New Initiative Targets Human Cost of Maternal Health Inequities Through System-Wide Solutions

By many measures, Connecticut is one of the best states to have a baby, but an underlying reality is that not everyone has the same chance for a safe and healthy pregnancy, birth, and start to parenthood.

The truth is that there are roughly 350 Connecticut families each year who experience severe maternal morbidity (SMM), and Black women are twice as likely as white women to experience SMM, an onset of unexpected, life-threatening complications during pregnancy, childbirth, or the postpartum period.

These can range from kidney failure to blood disorders and lead to long-term health complications or even death, where Black women are at three times greater risk. Deliveries with SMM are also five times more likely to result in infant deaths.

And this happens even though SMM is, in many cases, preventable.

The Connecticut Health Foundation wants to change this and has released a statewide blueprint for cutting SMM rates among Black women by 50% over three years, starting in 2026.

The blueprint was shaped by The Foundation, Yale University, and a wide coalition of community and clinical partners, including people with lived experience, maternal health professionals, community organizations, state agencies, and national experts. It emphasizes collaboration, accountability, and evidence-based practices working in other states.

It calls for action across five strategic priorities:

  • Treat SMM inequalities as a critical public health issue.
  • Ensure patients can access a wide range of maternal health care providers, including doulas and community health workers.
  • Strengthen connections between maternal health and behavioral health services.
  • Address discrimination in health care and diversify the workforce.
  • Increase economic security and economic mobility among families.

These make the point that birthing outcomes are formed not only by medical care, but by systemic forces, the social drivers of health including housing, transportation, education, and community safety, as well as the societal climate of bias and structural racism.

Collaboration and leveraging resources is key.

In the Foundation plan some infrastructures needed to achieve the goals exist and can be built upon, some will need to be developed, and some will come from statewide sectors that join the effort in 2026.

“There are many… already doing tremendous work on maternal health equity… and we hope this blueprint… will help to bolster their progress.”

The initiative also recognizes that reaching the SMM reduction goal for Black women not only saves lives in the at-risk group but will save maternal and infant lives among all populations in Connecticut.

“We must work together…The health and wellbeing of all our families and our state’s future depend on it.”

A Healthy Baby Starts with a Healthy Mother

First Candle takes this approach every day in our Let’s Talk Community Chats and NICU Chats, which reach burdened, underserved communities and create a culturally sensitive equity-focused atmosphere where families can discuss infant safe sleep, breastfeeding and maternal wellbeing – and gain access to physical and mental health care providers, doulas, and lactation consultants, with the help of First Candle-trained peer facilitators.

This includes working with hospital NICUs to help provide culturally grounded support to families during a challenging time with safe sleep, breastfeeding, postpartum mental health awareness, and transitioning from the NICU to home.

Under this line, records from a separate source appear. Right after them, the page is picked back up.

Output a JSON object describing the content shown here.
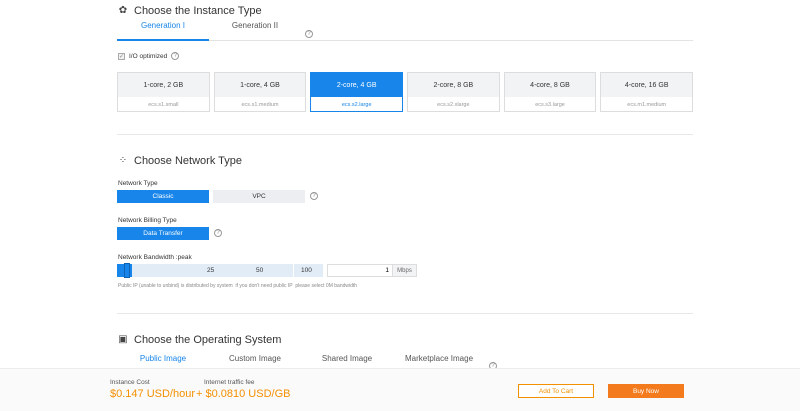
{
  "instance": {
    "title": "Choose the Instance Type",
    "tabs": [
      "Generation I",
      "Generation II"
    ],
    "io_label": "I/O optimized",
    "cards": [
      {
        "spec": "1-core, 2 GB",
        "name": "ecs.s1.small"
      },
      {
        "spec": "1-core, 4 GB",
        "name": "ecs.s1.medium"
      },
      {
        "spec": "2-core, 4 GB",
        "name": "ecs.s2.large"
      },
      {
        "spec": "2-core, 8 GB",
        "name": "ecs.s2.xlarge"
      },
      {
        "spec": "4-core, 8 GB",
        "name": "ecs.s3.large"
      },
      {
        "spec": "4-core, 16 GB",
        "name": "ecs.m1.medium"
      }
    ]
  },
  "network": {
    "title": "Choose Network Type",
    "type_label": "Network Type",
    "type_options": [
      "Classic",
      "VPC"
    ],
    "billing_label": "Network Billing Type",
    "billing_option": "Data Transfer",
    "bandwidth_label": "Network Bandwidth :peak ",
    "slider_marks": [
      "25",
      "50",
      "100"
    ],
    "bandwidth_value": "1",
    "bandwidth_unit": "Mbps",
    "note": "Public IP (unable to unbind) is distributed by system  if you don't need public IP  please select 0M bandwidth"
  },
  "os": {
    "title": "Choose the Operating System",
    "tabs": [
      "Public Image",
      "Custom Image",
      "Shared Image",
      "Marketplace Image"
    ]
  },
  "footer": {
    "instance_cost_label": "Instance Cost",
    "instance_cost": "$0.147 USD/hour",
    "traffic_label": "Internet traffic fee",
    "traffic_fee": "+ $0.0810 USD/GB",
    "add_to_cart": "Add To Cart",
    "buy_now": "Buy Now"
  },
  "colors": {
    "accent": "#1785e9",
    "price": "#f39000",
    "buy": "#f37b1d"
  }
}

A systemic problem requires systemic solutions

Sudden Infant Death Syndrome remains the leading cause of death in children between one month and one year of age. Following evidence-based guidelines for infant safe sleep greatly reduces the risk, but adopting these practices depends upon many day-to-day impacts.

This means support for families must be encompassing. We extend our community collaboration to the touchpoints—the continuum of care — along the pregnancy, birthing and postpartum journey. Our outreach includes training with staff in existing infrastructures – OB/GYN providers, NICU and postpartum nurses, doulas, WIC staff, pediatric providers, home visitors and community partners – so families hear the same safe sleep and infant-care messaging from trusted sources.

This is especially critical in areas with limited maternal and infant health resources and where families face higher burdens in daily work and living.

It is also essential for safeguarding maternal health. As the Connecticut Health Foundation severe maternal morbidity initiative points out, there are both acute and long-term consequences for both mothers and babies when health connections are missed, whether through lack of resources, ability, or cultural reluctance. Our training models are embedded in both evidence-based practices and anti-bias approaches that go toward building trusted relationships.

At a time when federal healthcare, health science support and health issue focus is threatened it is imperative that states, communities and organizations hold fast to their commitments to save lives and beat back challenges to improving public health.

We must look at ways to improve health outcomes through preventive approaches and innovative collaborations that will create the healthy future we want for generations today and generations to come.